No estábamos bien, es verdad, pero me igualmente me quedé en shock cuando el que había sido mi pareja por los últimos trece años me dijo que no aguantaba más y que se quería separar. Por lo visto, ya no me soportaba (usó ese verbo concreto). Estaba harto de mí, de mi forma de ser y del bucle en el que había entrado desde hacía unos meses. El fallecimiento repentino de mi madre y el despido de la empresa en la que llevaba trabajando toda mi vida laboral no eran excusa para mi actitud. Me había dado un tiempo de margen, pero ya había pasado medio año y tenía que haber empezado a levantar cabeza… me dijo. Dijo también que lo que pasaba era que me había acomodado. Que era más fácil hacerme la triste y quedarme en casa a la sopa boba, que levantarme, esforzarme en estar bien y salir a buscar un trabajo decente.

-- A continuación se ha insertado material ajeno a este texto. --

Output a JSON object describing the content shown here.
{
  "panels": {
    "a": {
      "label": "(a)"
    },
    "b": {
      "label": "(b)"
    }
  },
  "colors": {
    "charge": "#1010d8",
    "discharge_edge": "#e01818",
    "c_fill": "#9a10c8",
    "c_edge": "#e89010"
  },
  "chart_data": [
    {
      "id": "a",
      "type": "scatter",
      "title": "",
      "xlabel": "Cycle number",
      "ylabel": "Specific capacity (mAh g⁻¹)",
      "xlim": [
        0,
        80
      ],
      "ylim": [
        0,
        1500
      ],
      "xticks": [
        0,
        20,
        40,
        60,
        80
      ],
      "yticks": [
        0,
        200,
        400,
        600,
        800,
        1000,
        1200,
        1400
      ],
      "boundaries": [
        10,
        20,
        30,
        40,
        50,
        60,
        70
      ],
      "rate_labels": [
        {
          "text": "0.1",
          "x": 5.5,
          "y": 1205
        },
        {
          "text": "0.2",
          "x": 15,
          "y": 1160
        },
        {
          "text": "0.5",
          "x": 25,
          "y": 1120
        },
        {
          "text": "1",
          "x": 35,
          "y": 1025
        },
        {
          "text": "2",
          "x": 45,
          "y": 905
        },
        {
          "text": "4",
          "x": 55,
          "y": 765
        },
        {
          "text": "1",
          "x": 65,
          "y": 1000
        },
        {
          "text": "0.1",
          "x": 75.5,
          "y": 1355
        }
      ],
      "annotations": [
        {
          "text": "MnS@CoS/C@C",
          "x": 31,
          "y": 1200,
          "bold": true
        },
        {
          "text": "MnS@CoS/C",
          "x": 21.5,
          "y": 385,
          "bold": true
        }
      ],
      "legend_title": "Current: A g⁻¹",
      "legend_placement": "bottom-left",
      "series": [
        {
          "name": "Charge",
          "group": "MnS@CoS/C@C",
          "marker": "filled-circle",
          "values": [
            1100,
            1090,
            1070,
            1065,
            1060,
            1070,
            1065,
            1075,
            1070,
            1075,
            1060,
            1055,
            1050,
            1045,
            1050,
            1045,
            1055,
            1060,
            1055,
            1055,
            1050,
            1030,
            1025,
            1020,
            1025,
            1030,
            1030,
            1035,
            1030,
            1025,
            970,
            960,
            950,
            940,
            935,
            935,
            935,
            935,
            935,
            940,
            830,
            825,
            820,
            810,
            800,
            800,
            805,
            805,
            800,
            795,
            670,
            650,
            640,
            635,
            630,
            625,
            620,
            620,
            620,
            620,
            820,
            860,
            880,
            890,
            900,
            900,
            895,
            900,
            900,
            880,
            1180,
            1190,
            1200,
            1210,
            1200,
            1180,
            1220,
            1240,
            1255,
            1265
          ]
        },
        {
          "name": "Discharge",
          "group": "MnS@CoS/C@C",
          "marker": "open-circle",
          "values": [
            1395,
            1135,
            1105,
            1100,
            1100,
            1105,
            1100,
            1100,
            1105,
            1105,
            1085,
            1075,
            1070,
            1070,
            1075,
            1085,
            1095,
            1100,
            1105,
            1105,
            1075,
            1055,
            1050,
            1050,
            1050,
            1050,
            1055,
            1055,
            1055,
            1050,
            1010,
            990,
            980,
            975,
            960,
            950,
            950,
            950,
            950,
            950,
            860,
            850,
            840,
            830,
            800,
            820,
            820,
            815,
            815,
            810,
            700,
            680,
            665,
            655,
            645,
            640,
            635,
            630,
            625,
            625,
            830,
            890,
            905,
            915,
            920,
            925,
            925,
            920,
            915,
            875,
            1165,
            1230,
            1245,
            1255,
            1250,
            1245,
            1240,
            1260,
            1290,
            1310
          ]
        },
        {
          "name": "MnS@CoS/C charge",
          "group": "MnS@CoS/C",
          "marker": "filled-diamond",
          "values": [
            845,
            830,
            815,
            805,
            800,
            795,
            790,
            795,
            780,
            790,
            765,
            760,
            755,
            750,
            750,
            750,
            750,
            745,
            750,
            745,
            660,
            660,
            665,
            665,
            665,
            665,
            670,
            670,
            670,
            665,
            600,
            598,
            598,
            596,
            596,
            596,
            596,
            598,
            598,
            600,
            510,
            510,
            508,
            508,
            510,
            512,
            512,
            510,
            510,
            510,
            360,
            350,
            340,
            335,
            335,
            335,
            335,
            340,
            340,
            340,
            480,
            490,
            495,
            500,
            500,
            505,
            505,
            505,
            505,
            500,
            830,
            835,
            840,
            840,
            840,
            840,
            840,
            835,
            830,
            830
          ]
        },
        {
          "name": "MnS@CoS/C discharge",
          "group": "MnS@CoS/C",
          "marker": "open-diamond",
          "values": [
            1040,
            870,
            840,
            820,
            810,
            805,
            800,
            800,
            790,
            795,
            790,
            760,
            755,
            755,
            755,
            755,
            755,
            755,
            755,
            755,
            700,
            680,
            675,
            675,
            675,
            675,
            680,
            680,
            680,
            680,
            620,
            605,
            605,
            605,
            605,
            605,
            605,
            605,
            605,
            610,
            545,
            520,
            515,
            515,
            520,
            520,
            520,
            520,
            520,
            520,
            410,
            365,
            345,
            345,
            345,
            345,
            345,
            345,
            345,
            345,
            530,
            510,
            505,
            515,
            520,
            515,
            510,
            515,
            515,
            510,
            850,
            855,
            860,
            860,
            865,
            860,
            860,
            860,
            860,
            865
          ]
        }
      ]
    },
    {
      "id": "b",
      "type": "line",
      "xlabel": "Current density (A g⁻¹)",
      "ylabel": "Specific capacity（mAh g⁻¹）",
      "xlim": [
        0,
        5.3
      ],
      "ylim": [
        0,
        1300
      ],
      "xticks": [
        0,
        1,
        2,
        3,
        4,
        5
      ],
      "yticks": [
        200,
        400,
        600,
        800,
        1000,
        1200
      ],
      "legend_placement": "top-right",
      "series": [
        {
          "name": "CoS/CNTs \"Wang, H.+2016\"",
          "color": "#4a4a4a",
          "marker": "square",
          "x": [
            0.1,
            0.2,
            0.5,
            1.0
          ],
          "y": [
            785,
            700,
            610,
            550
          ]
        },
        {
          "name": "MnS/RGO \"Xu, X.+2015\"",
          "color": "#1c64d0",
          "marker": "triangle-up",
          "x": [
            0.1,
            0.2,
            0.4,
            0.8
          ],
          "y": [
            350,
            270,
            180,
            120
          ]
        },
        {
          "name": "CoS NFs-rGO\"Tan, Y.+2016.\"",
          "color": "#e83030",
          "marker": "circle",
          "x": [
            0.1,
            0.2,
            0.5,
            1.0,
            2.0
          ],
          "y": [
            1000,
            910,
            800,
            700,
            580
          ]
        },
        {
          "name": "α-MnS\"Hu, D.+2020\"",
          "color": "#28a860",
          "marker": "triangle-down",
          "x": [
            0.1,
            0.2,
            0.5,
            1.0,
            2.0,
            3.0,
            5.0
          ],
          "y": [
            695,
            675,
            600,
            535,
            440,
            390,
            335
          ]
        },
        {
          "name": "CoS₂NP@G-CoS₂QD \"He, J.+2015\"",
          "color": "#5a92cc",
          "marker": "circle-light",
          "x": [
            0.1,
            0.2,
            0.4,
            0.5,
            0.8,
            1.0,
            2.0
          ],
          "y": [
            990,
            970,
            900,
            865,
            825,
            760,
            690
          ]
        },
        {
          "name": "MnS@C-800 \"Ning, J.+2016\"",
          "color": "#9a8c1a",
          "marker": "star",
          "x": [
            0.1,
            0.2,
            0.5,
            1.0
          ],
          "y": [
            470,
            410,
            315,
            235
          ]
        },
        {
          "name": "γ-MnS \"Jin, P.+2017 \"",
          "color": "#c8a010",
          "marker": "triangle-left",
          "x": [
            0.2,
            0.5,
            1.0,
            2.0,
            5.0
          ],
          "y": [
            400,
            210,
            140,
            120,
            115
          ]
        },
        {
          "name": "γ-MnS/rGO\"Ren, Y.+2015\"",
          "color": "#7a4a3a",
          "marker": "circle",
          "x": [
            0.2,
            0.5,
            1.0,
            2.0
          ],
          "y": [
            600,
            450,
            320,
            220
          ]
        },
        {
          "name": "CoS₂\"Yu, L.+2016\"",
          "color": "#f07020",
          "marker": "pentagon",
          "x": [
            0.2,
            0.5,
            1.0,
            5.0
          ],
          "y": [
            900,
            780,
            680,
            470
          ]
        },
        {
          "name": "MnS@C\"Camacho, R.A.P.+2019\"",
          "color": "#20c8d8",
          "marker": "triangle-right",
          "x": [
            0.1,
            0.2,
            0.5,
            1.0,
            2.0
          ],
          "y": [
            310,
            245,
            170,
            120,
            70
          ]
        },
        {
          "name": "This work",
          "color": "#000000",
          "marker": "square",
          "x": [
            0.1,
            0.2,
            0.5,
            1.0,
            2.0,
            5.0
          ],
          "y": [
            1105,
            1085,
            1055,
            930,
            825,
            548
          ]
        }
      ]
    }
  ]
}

Pues vale.

Bueno, ahora puedo decir pues vale. Aquella tarde me puse histérica y le llamé de todo. Porque estaba flipando en colores y por la imagen que se había formado de mí. Que no estoy en mi mejor momento, pero tampoco soy como me pintó en toda mi cara. Estoy mal, me cuesta estar alegre y lo estoy pasando mal. Pero no vivo llorando en un sofá. Trabajo a media jornada porque es lo que me ha salido hasta ahora, y no he dejado de buscar otro trabajo en ningún momento.

En cualquier caso, da igual. Él ya había decidido que lo nuestro se había acabado. Me tenía cariño, pero ya no sentía nada más por mí. Cogió sus cosas y se fue a casa de sus padres mientras buscaba un piso y llegábamos a acuerdos sobre nuestra hija de 10 años. En cuestión de unos días estábamos oficialmente separados y compartiendo custodia. Yo estaba desolada, pero no podía hacer nada más que adaptarme y continuar adelante. Si ya no me quería, no le podía obligar, no podía enfadarme porque se le hubiera acabado el amor.

Ahora bien, lo que sí me cabreó fue que, exactamente cuatro semanas y tres días después de decirme que ya no me soportaba, mi ex se fue a vivir con una mujer. De repente tenía nueva novia. Un flechazo, le dijo a la niña. Ya. Seguro.

En fin, no quiero entrar en detalles sobre lo poco creíble que eso resulta. El caso es que mi hija, que vive una semana conmigo, una con él y su nueva pareja, ha cambiado muchísimo su actitud hacia mí.

Me rehúye, está más huraña, no quiere hacer cosas juntas. Me acusa de ser aburrida y triste. Me dice que su padre siempre está contento, que con ellos se divierte más que conmigo. Que la semana que está en mi casa es un rollo porque yo soy un rollo. Porque yo no la llevo al club (uno del que la pareja de su padre es socia), ni a hacerse la manicura ni al cine. Y es verdad, claro, pero es que mi capacidad económica actual es la justa para que no le falte la comida.

Me hace sentir fatal, aunque, por otro lado, sé que no puedo ceder. Es solo una niña y ella también lo está pasando mal, también tiene que adaptarse al nuevo estatus de la familia ahora que se ha dividido en dos. Así que trato de ponerme en su lugar, de ignorar el daño que me hacen sus comentarios y actitud, y de poner buena cara y conseguir que esté lo mejor posible sin acceder tampoco a caprichos. Lo cual es tremendamente complicado.

Mientras tanto, intento lidiar con su padre y espero conseguir que deje de malmeter y manipular a nuestra hija. Que ya bastante tengo yo con lo mío y la niña con todo lo que le está tocando asimilar de golpe y porrazo.